Hoje o Brasil se encontra novamente entre dois pretendentes de peso. Mas, felizmente, num cenário bem menos beligerante do que a primeira metade do século passado. As maiores economias do globo, Estados Unidos e China, pretendem aprofundar relações bilaterais com o País, em troca de participar do crescimento da economia brasileira e de explorar recursos naturais valiosos, como as commodities agrícolas e o petróleo do pré-sal. 

 

Os mais de 20 acordos bilaterais firmados em Pequim pela presidente Dilma Roussef, há duas semanas, tornam explícita a intenção da China de ficar (ainda mais) perto do Brasil. 

 

Os Estados Unidos já haviam feito uma jogada ensaiada, com a visita do presidente  Barack Obama, em março, quando deixaram registrada, em verso e prosa, a agenda econômica pretendida pelo governo americano. 

 

No meio desse xadrez, o Brasil tem chances de executar uma partida decisiva com os dois países e, nesse sentido, há algo a aprender com a era Vargas. 

 

Naquele tempo, o presidente do Estado Novo jogou a estratégia do tudo ou nada, e a mudança que se seguiu após a guerra torna isso evidente. Investir em siderurgia não era simplesmente uma decisão de garantir capital estrangeiro. A CSN é considerada por historiadores um marco da revolução industrial brasileira.

 

Essa revolução industrial, é certo, chegou com um atraso de mais de um século em relação à europeia.

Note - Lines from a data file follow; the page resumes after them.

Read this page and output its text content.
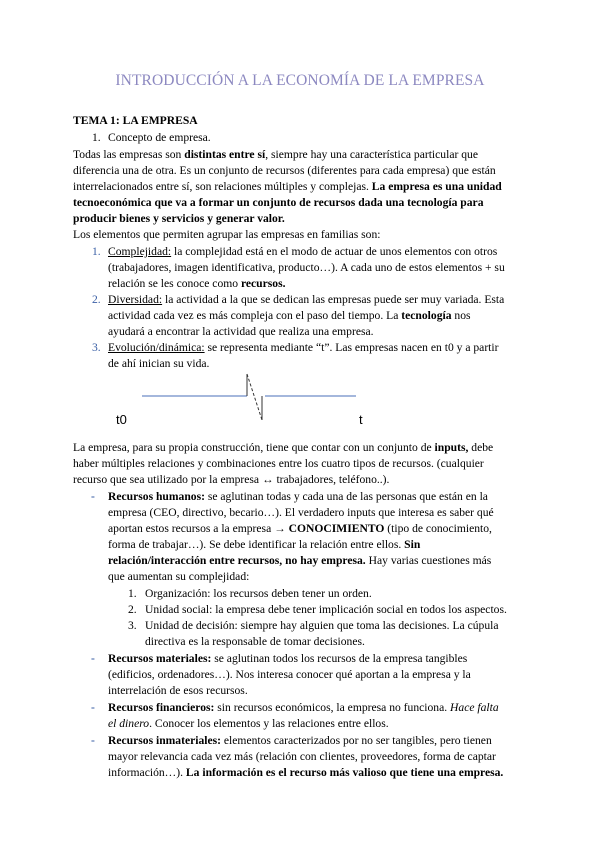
INTRODUCCIÓN A LA ECONOMÍA DE LA EMPRESA
TEMA 1: LA EMPRESA
1. Concepto de empresa.
Todas las empresas son distintas entre sí, siempre hay una característica particular que
diferencia una de otra. Es un conjunto de recursos (diferentes para cada empresa) que están
interrelacionados entre sí, son relaciones múltiples y complejas. La empresa es una unidad
tecnoeconómica que va a formar un conjunto de recursos dada una tecnología para
producir bienes y servicios y generar valor.
Los elementos que permiten agrupar las empresas en familias son:
1. Complejidad: la complejidad está en el modo de actuar de unos elementos con otros
(trabajadores, imagen identificativa, producto…). A cada uno de estos elementos + su
relación se les conoce como recursos.
2. Diversidad: la actividad a la que se dedican las empresas puede ser muy variada. Esta
actividad cada vez es más compleja con el paso del tiempo. La tecnología nos
ayudará a encontrar la actividad que realiza una empresa.
3. Evolución/dinámica: se representa mediante “t”. Las empresas nacen en t0 y a partir
de ahí inician su vida.
t0	t
La empresa, para su propia construcción, tiene que contar con un conjunto de inputs, debe
haber múltiples relaciones y combinaciones entre los cuatro tipos de recursos. (cualquier
recurso que sea utilizado por la empresa ↔ trabajadores, teléfono..).
- Recursos humanos: se aglutinan todas y cada una de las personas que están en la
empresa (CEO, directivo, becario…). El verdadero inputs que interesa es saber qué
aportan estos recursos a la empresa → CONOCIMIENTO (tipo de conocimiento,
forma de trabajar…). Se debe identificar la relación entre ellos. Sin
relación/interacción entre recursos, no hay empresa. Hay varias cuestiones más
que aumentan su complejidad:
1. Organización: los recursos deben tener un orden.
2. Unidad social: la empresa debe tener implicación social en todos los aspectos.
3. Unidad de decisión: siempre hay alguien que toma las decisiones. La cúpula
directiva es la responsable de tomar decisiones.
- Recursos materiales: se aglutinan todos los recursos de la empresa tangibles
(edificios, ordenadores…). Nos interesa conocer qué aportan a la empresa y la
interrelación de esos recursos.
- Recursos financieros: sin recursos económicos, la empresa no funciona. Hace falta
el dinero. Conocer los elementos y las relaciones entre ellos.
- Recursos inmateriales: elementos caracterizados por no ser tangibles, pero tienen
mayor relevancia cada vez más (relación con clientes, proveedores, forma de captar
información…). La información es el recurso más valioso que tiene una empresa.
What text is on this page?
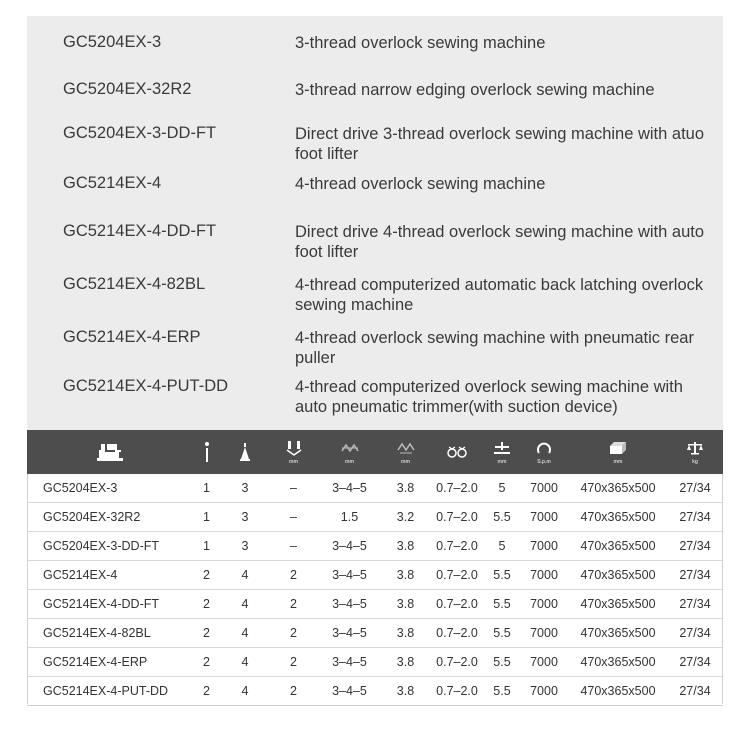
GC5204EX-3	3-thread overlock sewing machine
GC5204EX-32R2	3-thread narrow edging overlock sewing machine
GC5204EX-3-DD-FT	Direct drive 3-thread overlock sewing machine with atuo foot lifter
GC5214EX-4	4-thread overlock sewing machine
GC5214EX-4-DD-FT	Direct drive 4-thread overlock sewing machine with auto foot lifter
GC5214EX-4-82BL	4-thread computerized automatic back latching overlock sewing machine
GC5214EX-4-ERP	4-thread overlock sewing machine with pneumatic rear puller
GC5214EX-4-PUT-DD	4-thread computerized overlock sewing machine with auto pneumatic trimmer(with suction device)

mm	mm	mm		mm	S.p.m	mm	kg

GC5204EX-3	1	3	–	3–4–5	3.8	0.7–2.0	5	7000	470x365x500	27/34
GC5204EX-32R2	1	3	–	1.5	3.2	0.7–2.0	5.5	7000	470x365x500	27/34
GC5204EX-3-DD-FT	1	3	–	3–4–5	3.8	0.7–2.0	5	7000	470x365x500	27/34
GC5214EX-4	2	4	2	3–4–5	3.8	0.7–2.0	5.5	7000	470x365x500	27/34
GC5214EX-4-DD-FT	2	4	2	3–4–5	3.8	0.7–2.0	5.5	7000	470x365x500	27/34
GC5214EX-4-82BL	2	4	2	3–4–5	3.8	0.7–2.0	5.5	7000	470x365x500	27/34
GC5214EX-4-ERP	2	4	2	3–4–5	3.8	0.7–2.0	5.5	7000	470x365x500	27/34
GC5214EX-4-PUT-DD	2	4	2	3–4–5	3.8	0.7–2.0	5.5	7000	470x365x500	27/34
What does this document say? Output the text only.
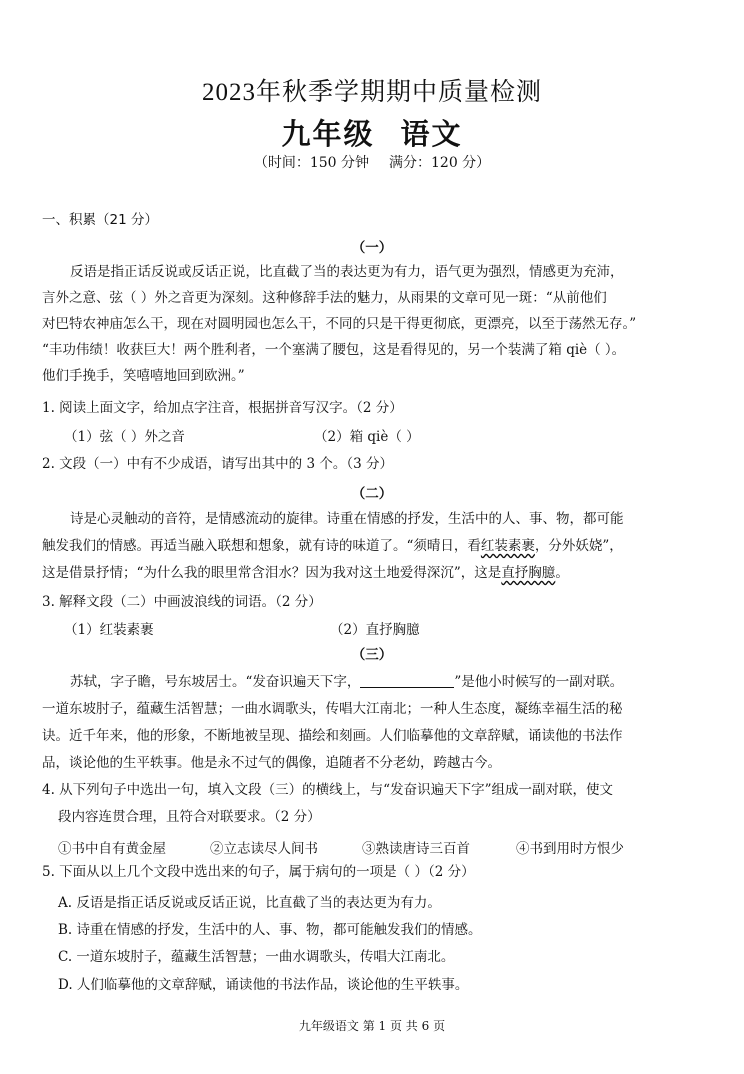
2023年秋季学期期中质量检测
九年级 语文
（时间：150 分钟 满分：120 分）
一、积累（21 分）
（一）
反语是指正话反说或反话正说，比直截了当的表达更为有力，语气更为强烈，情感更为充沛，
言外之意、弦（ ）外之音更为深刻。这种修辞手法的魅力，从雨果的文章可见一斑：“从前他们
对巴特农神庙怎么干，现在对圆明园也怎么干，不同的只是干得更彻底，更漂亮，以至于荡然无存。”
“丰功伟绩！收获巨大！两个胜利者，一个塞满了腰包，这是看得见的，另一个装满了箱 qiè（ ）。
他们手挽手，笑嘻嘻地回到欧洲。”
1. 阅读上面文字，给加点字注音，根据拼音写汉字。（2 分）
（1）弦（ ）外之音	（2）箱 qiè（ ）
2. 文段（一）中有不少成语，请写出其中的 3 个。（3 分）
（二）
诗是心灵触动的音符，是情感流动的旋律。诗重在情感的抒发，生活中的人、事、物，都可能
触发我们的情感。再适当融入联想和想象，就有诗的味道了。“须晴日，看红装素裹，分外妖娆”，
这是借景抒情；“为什么我的眼里常含泪水？因为我对这土地爱得深沉”，这是直抒胸臆。
3. 解释文段（二）中画波浪线的词语。（2 分）
（1）红装素裹	（2）直抒胸臆
（三）
苏轼，字子瞻，号东坡居士。“发奋识遍天下字，	”是他小时候写的一副对联。
一道东坡肘子，蕴藏生活智慧；一曲水调歌头，传唱大江南北；一种人生态度，凝练幸福生活的秘
诀。近千年来，他的形象，不断地被呈现、描绘和刻画。人们临摹他的文章辞赋，诵读他的书法作
品，谈论他的生平轶事。他是永不过气的偶像，追随者不分老幼，跨越古今。
4. 从下列句子中选出一句，填入文段（三）的横线上，与“发奋识遍天下字”组成一副对联，使文
段内容连贯合理，且符合对联要求。（2 分）
①书中自有黄金屋	②立志读尽人间书	③熟读唐诗三百首	④书到用时方恨少
5. 下面从以上几个文段中选出来的句子，属于病句的一项是（ ）（2 分）
A. 反语是指正话反说或反话正说，比直截了当的表达更为有力。
B. 诗重在情感的抒发，生活中的人、事、物，都可能触发我们的情感。
C. 一道东坡肘子，蕴藏生活智慧；一曲水调歌头，传唱大江南北。
D. 人们临摹他的文章辞赋，诵读他的书法作品，谈论他的生平轶事。
九年级语文 第 1 页 共 6 页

A boa notícia é que o Brasil tem chances,  agora, de recuperar o que perdeu ao não investir numa indústria forte de base tecnológica,  no passado. 

 

De nada vale que empresas como a taiwanesa Foxconn se instalem aqui, se o País se contentar em desempenhar apenas o papel de montador de tablets. 

 

Investimentos vultosos, como os US$ 12 bilhões anunciados pela empresa chinesa, chamam a atenção num primeiro momento, mas num segundo olhar podem ser perigosos, alerta Luis Afonso Lima, presidente da Sociedade Brasileira de Estudos das Empresas Transnacionais e Globalização (Sobeet). 

 

“O Brasil precisa fazer uma opção clara por desenvolver a indústria local”, diz Lima. “Caso contrário, vamos aumentar a importação de componentes e desequilibrar a balança comercial.” Comprometer o Brasil com o desenvolvimento, por outro lado, pode ser um forte indutor para dar novas bases à educação e à tão sonhada competitividade, de que a indústria atual carece.